What are the IRS requirements for qualified dividends? ›

To qualify for the qualified dividend rate, the payee must own the stock for a long enough time, generally 60 days for common stock and 90 days for preferred stock. To qualify for the qualified dividend rate, the dividend must also be paid by a corporation in the U.S. or with certain ties to the U.S.

Do you add qualified dividends to total income? ›

All dividends paid to shareholders must be included on their gross income, but qualified dividends will get more favorable tax treatment.

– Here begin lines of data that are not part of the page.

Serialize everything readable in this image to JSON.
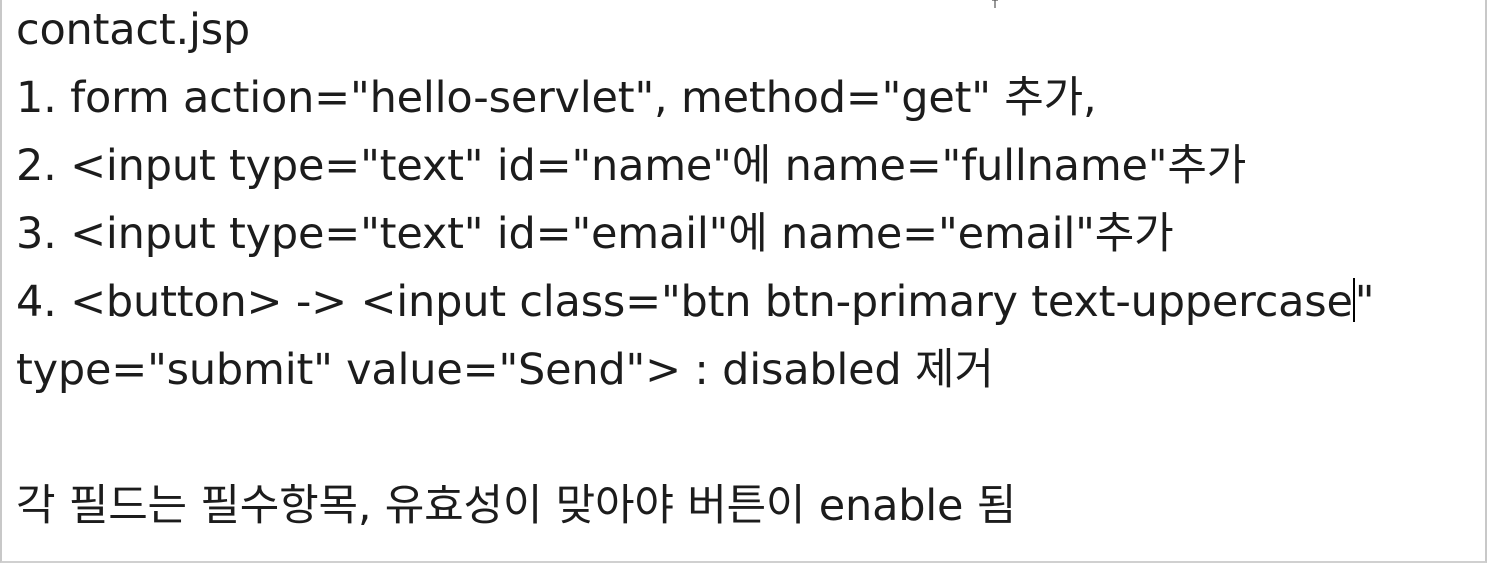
{
  "document": {
    "lines": [
      "contact.jsp",
      "1. form action=\"hello-servlet\", method=\"get\" 추가,",
      "2. <input type=\"text\" id=\"name\"에 name=\"fullname\"추가",
      "3. <input type=\"text\" id=\"email\"에 name=\"email\"추가",
      "4. <button> -> <input class=\"btn btn-primary text-uppercase",
      "type=\"submit\" value=\"Send\"> : disabled 제거",
      "",
      "각 필드는 필수항목, 유효성이 맞아야 버튼이 enable 됨"
    ],
    "line4_after_caret": "\""
  }
}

Do capital gains offset qualified dividends? ›

Capital gains do not include ordinary income, such as interest or dividend income. Although qualified dividends are taxed at long-term capital gains rates under current tax law, you cannot use capital losses to directly offset qualified dividends.

How are dividends and capital gains distributions taxed? ›

Long-term capital gain distributions are taxed at long-term capital gains tax rates; distributions from short-term capital gains and net investment income (interest and dividends) are taxed as dividends at ordinary income tax rates. Ordinary income tax rates generally are higher than long-term capital gains tax rates.

What are Section 897 dividends and capital gains? ›

Section 897 changes the treatment of gains and losses from the disposition of US property by a foreign entity to being “effectively connected” with the conduct of a US trade or business, which makes the income from such activities subject to taxation.